There were 6,933 HIV patients included in the study, 20% of whom were women, 21% of whom were Hispanic and 37% were non-Hispanic blacks. Prior to ART initiation, the median age of participants was 37 years, the median CD4 count was 243 cells/μL and HIV RNA was 57,624 copies/mL.

Fifty-four strokes or TIAs were identified over an analysis pool of 32,023 person-years (PY). Stroke or TIA incidence among men was 1.4 per 1000 PY, while incidence among women was increased to 2.88 per 1000 PY (age-adjusted RR = 1.72; 95% CI, 0.96-3.09). Furthermore, incidence among non-Hispanic blacks was 2.51 per 1000 PY — a higher incidence than the 0.77 per 1000 PY rate recorded among Hispanics or other ethnicities (age-adjusted RR = 2.94; 95% CI, 1.22-7.14), and the 1.56 per 1000 PY rate recorded among whites (age-adjusted RR = 1.67; 95% CI, 0.95-2.94).
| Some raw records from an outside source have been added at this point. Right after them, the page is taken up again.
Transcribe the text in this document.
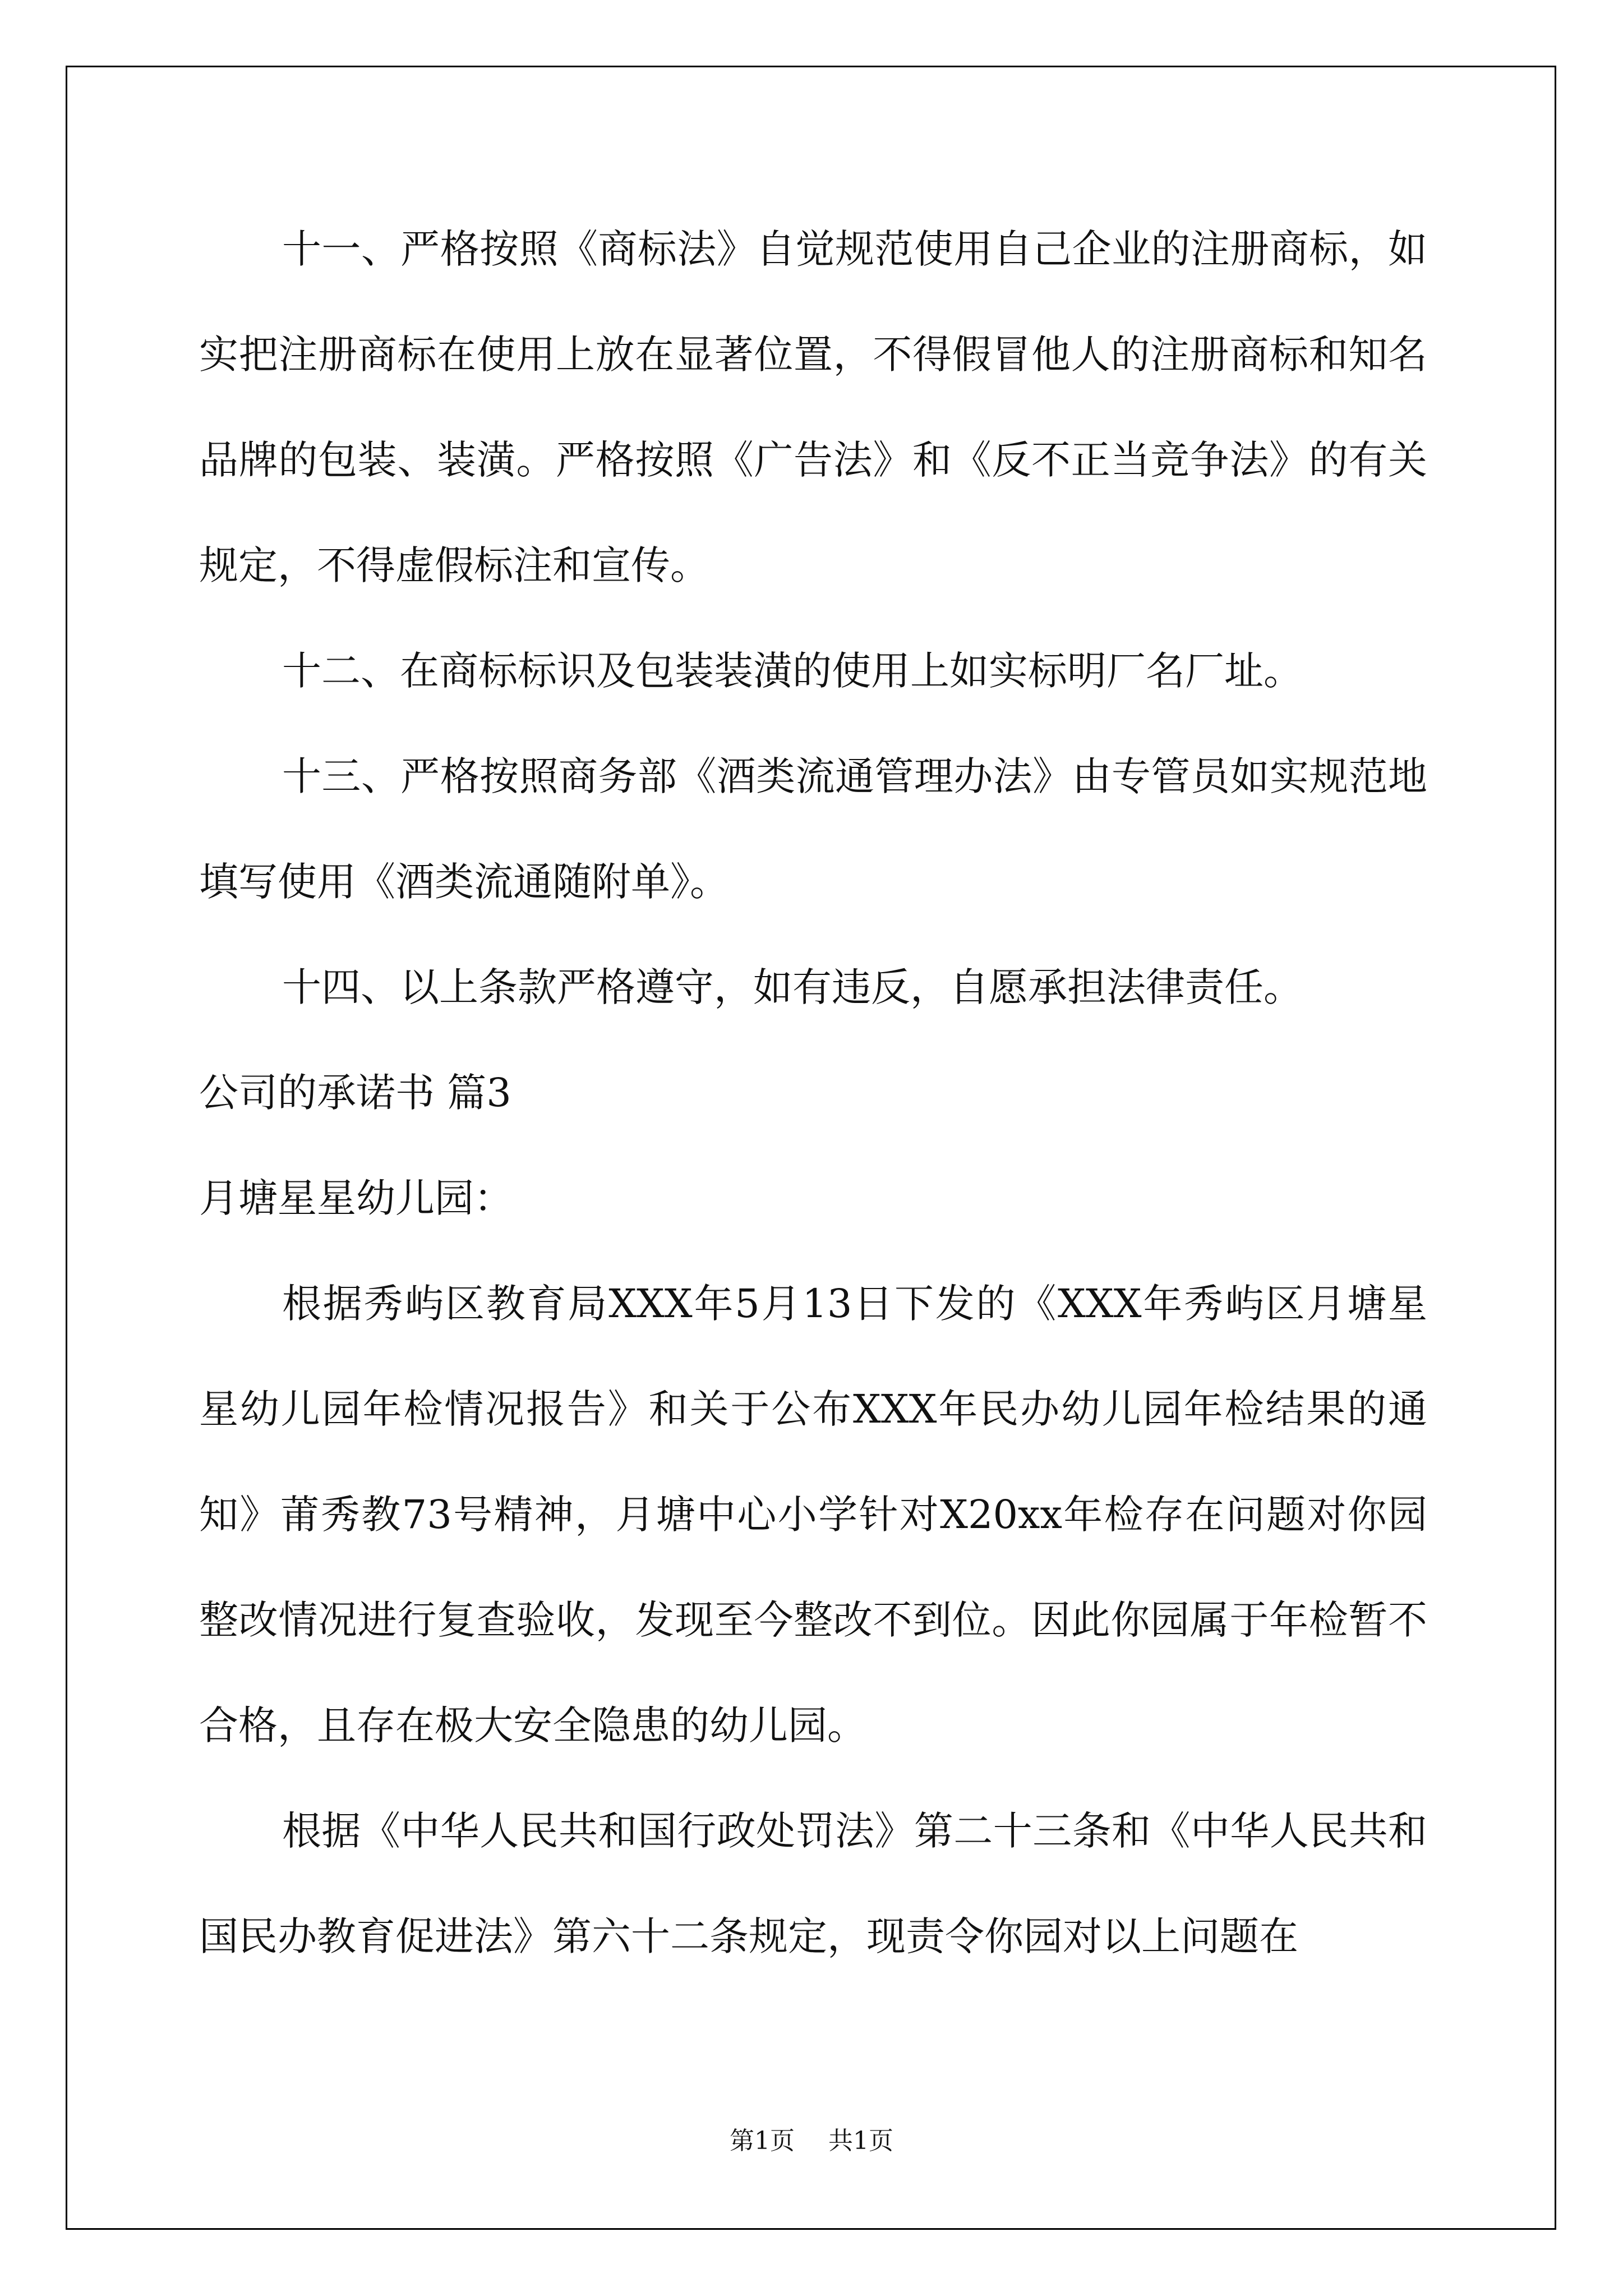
十一、严格按照《商标法》自觉规范使用自己企业的注册商标，如实把注册商标在使用上放在显著位置，不得假冒他人的注册商标和知名品牌的包装、装潢。严格按照《广告法》和《反不正当竞争法》的有关规定，不得虚假标注和宣传。

十二、在商标标识及包装装潢的使用上如实标明厂名厂址。

十三、严格按照商务部《酒类流通管理办法》由专管员如实规范地填写使用《酒类流通随附单》。

十四、以上条款严格遵守，如有违反，自愿承担法律责任。

公司的承诺书 篇3

月塘星星幼儿园：

根据秀屿区教育局XXX年5月13日下发的《XXX年秀屿区月塘星星幼儿园年检情况报告》和关于公布XXX年民办幼儿园年检结果的通知》莆秀教73号精神，月塘中心小学针对X20xx年检存在问题对你园整改情况进行复查验收，发现至今整改不到位。因此你园属于年检暂不合格，且存在极大安全隐患的幼儿园。

根据《中华人民共和国行政处罚法》第二十三条和《中华人民共和国民办教育促进法》第六十二条规定，现责令你园对以上问题在

第1页 共1页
Other factors associated with increased risk in multivariable analysis included older age, hypertension, LDL of at least 160 mg/dL, CD4 counts of no more than 200 cells/μL and HIV RNA counts greater than 200 copies/mL. Injection drug use, HCV or recent ART were not associated with increased risk for stroke or TIA, and overweight or obese BMI was associated with a decreased risk for stroke or TIA.

“We found a trend toward higher age-adjusted incidence rates of stroke in women compared with men,” Chow said. “We also found that the incidence of stroke was higher in black participants, although only significant when comparing with the Hispanic/other race/ethnicity.” – by Dave Muoio


Chow F, et al. Abstract 43. Presented at: Conference on Retroviruses and Opportunistic Infections; Feb. 22-25, 2016; Boston.

Disclosure: Chow reports presentation and travel support from AbbVie.